Social Media is spoiling my favorite television shows By Heidi Walters

Normally, when social media and TV come together it ends up working well. They’re just two things that seem to go well together. But when that combination goes wrong, it can ruin one of your favorite TV shows.

In today’s world, people check Facebook and Twitter like they would check the time. They’ll even be on Facebook or Twitter while they are watching a TV show or a movie. I’ve noticed lately that most shows will even have hash tags in the corner of the TV screen. By doing this, they hope more people will end up talking about their show on Twitter.

While it’s good publicity for them, it’s horrible for people who have missed an episode of their favorite show and get on Twitter to see a bunch of tweets about that episode.

My Sunday nights are usually occupied with the new episode of “The Walking Dead.” Sunday, November 4, I happened to miss the new episode because I was traveling home from being out of town over the weekend. Not really thinking, I got online to check my Facebook, and there were a few statuses that I stumbled upon revealing major events that had happened in the new episode.

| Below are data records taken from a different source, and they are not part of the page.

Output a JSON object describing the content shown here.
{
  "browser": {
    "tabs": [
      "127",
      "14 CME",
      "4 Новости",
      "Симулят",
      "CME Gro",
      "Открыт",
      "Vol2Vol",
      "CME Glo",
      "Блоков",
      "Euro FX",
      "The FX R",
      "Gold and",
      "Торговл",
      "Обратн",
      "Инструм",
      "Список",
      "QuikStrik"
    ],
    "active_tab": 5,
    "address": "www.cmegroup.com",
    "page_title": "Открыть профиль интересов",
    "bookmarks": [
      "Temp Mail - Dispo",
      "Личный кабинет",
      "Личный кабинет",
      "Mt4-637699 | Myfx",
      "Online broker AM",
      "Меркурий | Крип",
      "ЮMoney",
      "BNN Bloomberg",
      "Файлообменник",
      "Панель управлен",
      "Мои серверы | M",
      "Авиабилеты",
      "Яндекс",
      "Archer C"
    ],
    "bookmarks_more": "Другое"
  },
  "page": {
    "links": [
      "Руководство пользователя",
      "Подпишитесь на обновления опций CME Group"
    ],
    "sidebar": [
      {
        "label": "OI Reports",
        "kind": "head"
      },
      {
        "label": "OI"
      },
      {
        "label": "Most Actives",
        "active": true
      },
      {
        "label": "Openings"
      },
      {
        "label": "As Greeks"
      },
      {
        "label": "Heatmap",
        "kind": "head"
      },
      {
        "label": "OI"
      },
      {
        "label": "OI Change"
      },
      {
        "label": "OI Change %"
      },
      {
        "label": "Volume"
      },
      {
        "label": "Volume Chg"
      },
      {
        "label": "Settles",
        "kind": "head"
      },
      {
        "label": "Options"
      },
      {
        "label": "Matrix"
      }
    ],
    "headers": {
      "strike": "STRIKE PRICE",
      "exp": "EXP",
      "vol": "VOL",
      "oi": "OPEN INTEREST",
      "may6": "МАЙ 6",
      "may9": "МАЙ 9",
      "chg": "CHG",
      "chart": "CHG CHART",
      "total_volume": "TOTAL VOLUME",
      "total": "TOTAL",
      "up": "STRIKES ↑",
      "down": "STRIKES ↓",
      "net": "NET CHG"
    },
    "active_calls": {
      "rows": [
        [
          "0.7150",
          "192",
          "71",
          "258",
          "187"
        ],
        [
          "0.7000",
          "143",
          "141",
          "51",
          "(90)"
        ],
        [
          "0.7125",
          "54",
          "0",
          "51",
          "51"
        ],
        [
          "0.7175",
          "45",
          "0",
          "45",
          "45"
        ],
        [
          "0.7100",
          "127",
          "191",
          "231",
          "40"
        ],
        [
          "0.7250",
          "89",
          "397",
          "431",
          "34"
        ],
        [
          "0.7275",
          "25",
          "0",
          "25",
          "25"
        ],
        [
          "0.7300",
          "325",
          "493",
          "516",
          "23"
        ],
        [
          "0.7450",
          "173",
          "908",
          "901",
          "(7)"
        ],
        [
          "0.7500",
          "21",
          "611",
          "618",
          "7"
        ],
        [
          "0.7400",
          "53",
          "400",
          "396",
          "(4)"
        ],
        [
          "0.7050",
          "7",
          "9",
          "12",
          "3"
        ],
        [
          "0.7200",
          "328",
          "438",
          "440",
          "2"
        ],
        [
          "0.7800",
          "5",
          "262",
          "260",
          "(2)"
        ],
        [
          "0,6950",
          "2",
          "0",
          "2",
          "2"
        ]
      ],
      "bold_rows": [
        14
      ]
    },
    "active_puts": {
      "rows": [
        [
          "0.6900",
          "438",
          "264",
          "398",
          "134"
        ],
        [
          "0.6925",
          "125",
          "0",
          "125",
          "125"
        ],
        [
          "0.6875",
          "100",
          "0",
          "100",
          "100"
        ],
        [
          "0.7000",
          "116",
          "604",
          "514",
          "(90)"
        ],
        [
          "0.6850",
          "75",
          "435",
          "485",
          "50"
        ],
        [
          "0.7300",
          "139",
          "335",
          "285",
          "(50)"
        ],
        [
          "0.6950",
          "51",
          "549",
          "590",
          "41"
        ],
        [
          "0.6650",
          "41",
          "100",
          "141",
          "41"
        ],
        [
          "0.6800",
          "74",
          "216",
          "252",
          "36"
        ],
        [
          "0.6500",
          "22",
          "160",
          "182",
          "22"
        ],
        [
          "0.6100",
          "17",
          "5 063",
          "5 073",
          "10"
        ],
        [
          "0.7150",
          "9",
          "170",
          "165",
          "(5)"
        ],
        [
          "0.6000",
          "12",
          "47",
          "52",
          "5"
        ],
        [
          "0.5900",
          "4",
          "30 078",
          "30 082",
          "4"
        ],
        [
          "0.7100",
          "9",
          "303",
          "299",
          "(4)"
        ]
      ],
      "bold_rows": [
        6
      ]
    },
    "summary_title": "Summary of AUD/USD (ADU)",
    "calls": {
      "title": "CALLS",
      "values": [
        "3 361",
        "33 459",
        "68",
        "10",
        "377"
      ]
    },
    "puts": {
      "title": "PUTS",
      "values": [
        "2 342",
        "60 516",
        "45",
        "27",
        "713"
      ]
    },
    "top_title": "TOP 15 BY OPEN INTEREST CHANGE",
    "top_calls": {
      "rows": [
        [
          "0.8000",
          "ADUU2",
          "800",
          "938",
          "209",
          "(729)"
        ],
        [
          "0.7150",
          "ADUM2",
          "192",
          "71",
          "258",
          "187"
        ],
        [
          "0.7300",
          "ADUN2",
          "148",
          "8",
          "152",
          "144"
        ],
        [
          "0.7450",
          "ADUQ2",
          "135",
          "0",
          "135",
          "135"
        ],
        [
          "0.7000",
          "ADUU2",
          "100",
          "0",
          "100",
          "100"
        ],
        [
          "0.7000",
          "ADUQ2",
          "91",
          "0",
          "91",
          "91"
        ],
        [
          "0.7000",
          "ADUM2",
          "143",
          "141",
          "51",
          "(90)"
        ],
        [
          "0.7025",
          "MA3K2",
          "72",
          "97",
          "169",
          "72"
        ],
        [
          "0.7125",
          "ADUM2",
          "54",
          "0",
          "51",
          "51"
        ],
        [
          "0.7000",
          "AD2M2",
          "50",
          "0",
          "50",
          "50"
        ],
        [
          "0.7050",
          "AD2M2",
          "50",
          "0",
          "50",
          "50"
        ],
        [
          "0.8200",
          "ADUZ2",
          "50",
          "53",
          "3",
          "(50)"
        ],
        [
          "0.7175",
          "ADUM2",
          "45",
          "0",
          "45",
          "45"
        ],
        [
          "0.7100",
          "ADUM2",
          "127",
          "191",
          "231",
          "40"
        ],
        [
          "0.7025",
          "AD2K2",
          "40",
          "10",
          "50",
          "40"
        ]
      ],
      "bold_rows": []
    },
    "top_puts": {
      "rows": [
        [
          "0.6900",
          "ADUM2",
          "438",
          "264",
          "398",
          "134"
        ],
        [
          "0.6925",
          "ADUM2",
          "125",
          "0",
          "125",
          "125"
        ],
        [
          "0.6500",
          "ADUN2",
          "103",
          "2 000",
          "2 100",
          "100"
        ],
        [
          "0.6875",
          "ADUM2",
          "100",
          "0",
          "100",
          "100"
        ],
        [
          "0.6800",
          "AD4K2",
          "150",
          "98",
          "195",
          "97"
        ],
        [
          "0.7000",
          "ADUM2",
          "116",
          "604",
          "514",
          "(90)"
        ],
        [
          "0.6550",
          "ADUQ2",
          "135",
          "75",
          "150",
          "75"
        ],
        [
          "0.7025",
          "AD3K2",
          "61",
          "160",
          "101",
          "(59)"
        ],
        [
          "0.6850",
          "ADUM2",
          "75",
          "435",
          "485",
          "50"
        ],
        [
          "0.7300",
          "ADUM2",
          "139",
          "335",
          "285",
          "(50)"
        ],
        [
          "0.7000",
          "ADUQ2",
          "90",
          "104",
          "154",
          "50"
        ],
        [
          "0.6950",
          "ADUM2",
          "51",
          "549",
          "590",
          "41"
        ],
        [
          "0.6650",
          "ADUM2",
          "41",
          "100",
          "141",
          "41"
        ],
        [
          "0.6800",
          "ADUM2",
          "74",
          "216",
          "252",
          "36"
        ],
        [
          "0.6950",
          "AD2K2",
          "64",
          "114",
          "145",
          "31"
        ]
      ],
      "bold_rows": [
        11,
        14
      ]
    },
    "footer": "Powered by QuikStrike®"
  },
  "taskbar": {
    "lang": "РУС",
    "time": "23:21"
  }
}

I was beyond upset, and for people who watch “The Walking Dead,” I’m sure you would agree it was a completely shocking episode. Events took place in this episode that were completely mind blowing and mostly unexpected.

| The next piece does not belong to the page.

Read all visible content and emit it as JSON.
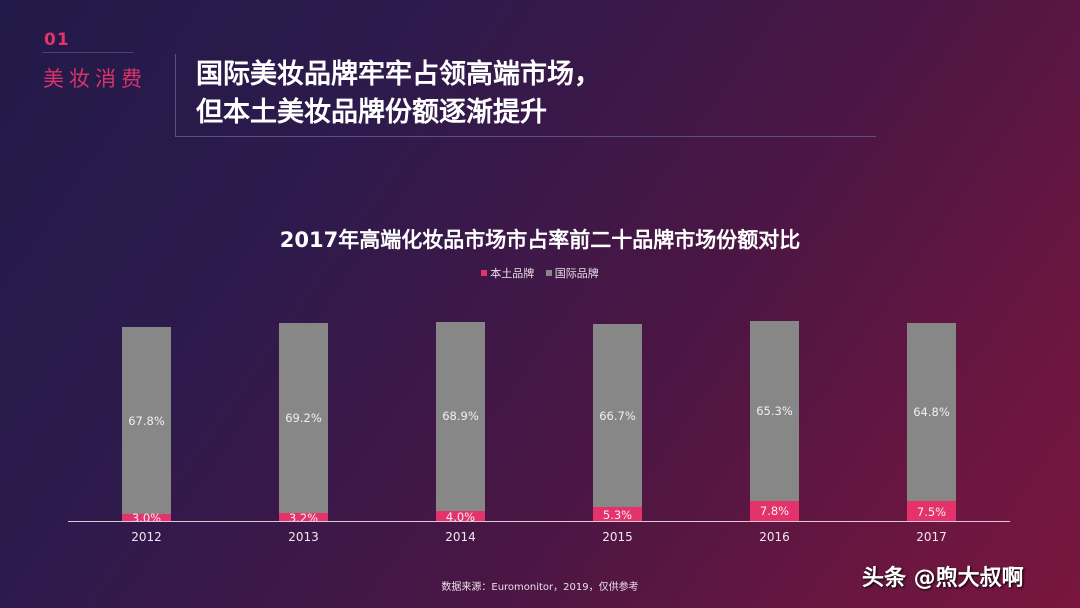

Stumbling upon the spoilers angered me; I wanted to be able to watch the episode and see it for myself. Now when I can finally sit down and watch, I’m going to know what is going to happen. It takes all the fun out of watching it in the first place.

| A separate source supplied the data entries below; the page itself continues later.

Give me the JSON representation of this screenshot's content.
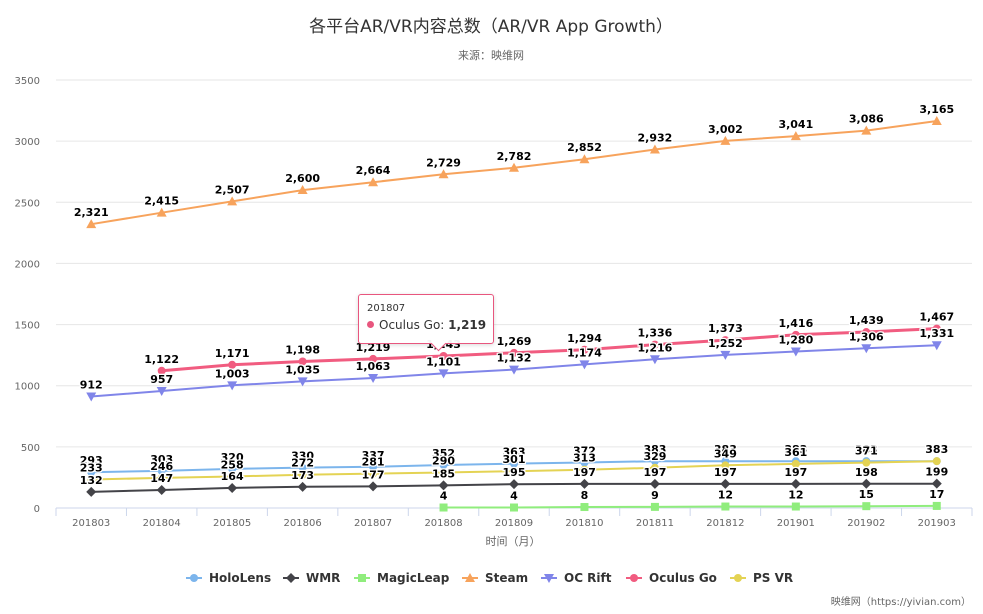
{
  "chart_data": {
    "type": "line",
    "title": "各平台AR/VR内容总数（AR/VR App Growth）",
    "subtitle": "来源：映维网",
    "xlabel": "时间（月）",
    "ylabel": "",
    "ylim": [
      0,
      3500
    ],
    "yticks": [
      0,
      500,
      1000,
      1500,
      2000,
      2500,
      3000,
      3500
    ],
    "grid": true,
    "legend_position": "bottom",
    "categories": [
      "201803",
      "201804",
      "201805",
      "201806",
      "201807",
      "201808",
      "201809",
      "201810",
      "201811",
      "201812",
      "201901",
      "201902",
      "201903"
    ],
    "series": [
      {
        "name": "HoloLens",
        "color": "#7cb5ec",
        "marker": "circle",
        "values": [
          293,
          303,
          320,
          330,
          337,
          352,
          363,
          372,
          383,
          383,
          383,
          383,
          383
        ]
      },
      {
        "name": "WMR",
        "color": "#434348",
        "marker": "diamond",
        "values": [
          132,
          147,
          164,
          173,
          177,
          185,
          195,
          197,
          197,
          197,
          197,
          198,
          199
        ]
      },
      {
        "name": "MagicLeap",
        "color": "#90ed7d",
        "marker": "square",
        "values": [
          null,
          null,
          null,
          null,
          null,
          4,
          4,
          8,
          9,
          12,
          12,
          15,
          17
        ]
      },
      {
        "name": "Steam",
        "color": "#f7a35c",
        "marker": "triangle",
        "values": [
          2321,
          2415,
          2507,
          2600,
          2664,
          2729,
          2782,
          2852,
          2932,
          3002,
          3041,
          3086,
          3165
        ]
      },
      {
        "name": "OC Rift",
        "color": "#8085e9",
        "marker": "triangle-down",
        "values": [
          912,
          957,
          1003,
          1035,
          1063,
          1101,
          1132,
          1174,
          1216,
          1252,
          1280,
          1306,
          1331
        ]
      },
      {
        "name": "Oculus Go",
        "color": "#f15c80",
        "marker": "circle",
        "values": [
          null,
          1122,
          1171,
          1198,
          1219,
          1243,
          1269,
          1294,
          1336,
          1373,
          1416,
          1439,
          1467
        ]
      },
      {
        "name": "PS VR",
        "color": "#e4d354",
        "marker": "circle",
        "values": [
          233,
          246,
          258,
          272,
          281,
          290,
          301,
          313,
          329,
          349,
          361,
          371,
          383
        ]
      }
    ],
    "tooltip": {
      "category": "201807",
      "series": "Oculus Go",
      "value": "1,219"
    }
  },
  "watermark": "映维网（https://yivian.com）"
}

I won’t go into detail about the events that were ruined for me, because I don’t want to be the person that ruins it for you too.

Usually, you see a “spoiler alert” so then you know not to read or look at something if you don’t want the episode to be ruined. The problem with Facebook and Twitter is that ordinary people don’t normally put “spoiler alert.” They just post what they want, when they want. Which is what social media is about, having an outlet to voice whatever you would like.

Someone could simply say, “Well why don’t you just stay off Facebook or Twitter? Then you wouldn’t have to worry about seeing any kind of spoilers.”

Maybe a few years ago, that would have been something easily done. But living in today’s world, I think people check their Facebook and Twitter without even any thought to it. It’s just something that happens on a regular basis. Feeling bored? Let’s open up Facebook or Twitter and see what is going on.

I know that I, sometimes not even realizing it, unlock my phone and one of the first things I do is either click the Facebook icon or Twitter icon and check it. It’s just a habit.

So the option of not looking at social media isn’t necessarily going to work out for me, and I’m sure a lot of Americans feel the same way. For a possible solution though, I could post something online earlier in the day on Sunday, and send out a mass text message to my friends letting them know not to send any spoilers of the episode to me. That may work, and then just try to avoid social media as much as possible.